Center of mass and center of gravity don´t match, why?

[Catire]

For a tapered beam of constant density the center of mass is calculated as the mean of the mass distribution along the central axis, the center of gravity is calculated by getting the equilibrium of the angular moments to the left and right of a fulcrum moving along the horizontal beam.
The resulting positions of those points don´t match. The difference is about 5 percent, hence not trivial.
Its not a problem of the computation, several different approaches give the same result (Integrals, sums, one or three spatial dimensions, high working precision).

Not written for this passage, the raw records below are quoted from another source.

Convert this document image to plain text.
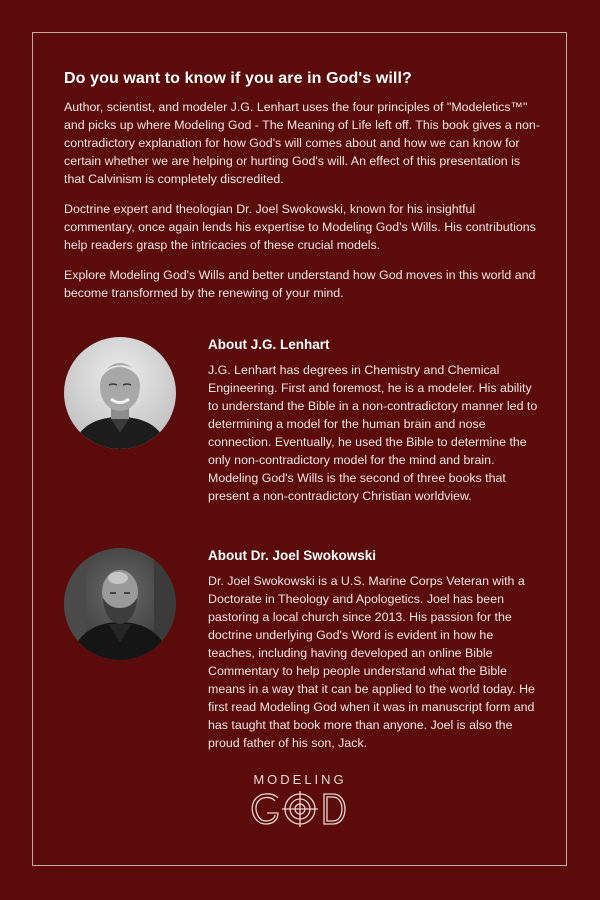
Do you want to know if you are in God's will?

Author, scientist, and modeler J.G. Lenhart uses the four principles of "Modeletics™" and picks up where Modeling God - The Meaning of Life left off. This book gives a non-contradictory explanation for how God's will comes about and how we can know for certain whether we are helping or hurting God's will. An effect of this presentation is that Calvinism is completely discredited.

Doctrine expert and theologian Dr. Joel Swokowski, known for his insightful commentary, once again lends his expertise to Modeling God's Wills. His contributions help readers grasp the intricacies of these crucial models.

Explore Modeling God's Wills and better understand how God moves in this world and become transformed by the renewing of your mind.

About J.G. Lenhart

J.G. Lenhart has degrees in Chemistry and Chemical Engineering. First and foremost, he is a modeler. His ability to understand the Bible in a non-contradictory manner led to determining a model for the human brain and nose connection. Eventually, he used the Bible to determine the only non-contradictory model for the mind and brain. Modeling God's Wills is the second of three books that present a non-contradictory Christian worldview.

About Dr. Joel Swokowski

Dr. Joel Swokowski is a U.S. Marine Corps Veteran with a Doctorate in Theology and Apologetics. Joel has been pastoring a local church since 2013. His passion for the doctrine underlying God's Word is evident in how he teaches, including having developed an online Bible Commentary to help people understand what the Bible means in a way that it can be applied to the world today. He first read Modeling God when it was in manuscript form and has taught that book more than anyone. Joel is also the proud father of his son, Jack.

MODELING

I had assumed those points to match and in the literature I found no obvious reason why they should not.

Why this difference?

A Mathematica program of a sample calculation can be given.

 

[Orodruin]

There is no difference, the positions are equivalent. If you get different results it is a problem of computation.

 

[theodoros.mihos]

The conditions are: $\sum_i m_ir_i = 0$ and $\sum_i gm_ir_i = 0$.
Think about what can make this differnance on your calculations.

 

[Tom_K]

As other posters have said, the center of mass and the center of gravity are the same point.

However, I suspect that when you said the center of mass, you really meant to say the half-way mass point. That is the point where, if you cut the beam, both sections would weigh exactly the same. But that is not the point where the beam would balance on a fulcrum because the mass of the two sections in a tapered beam is not distributed the same way.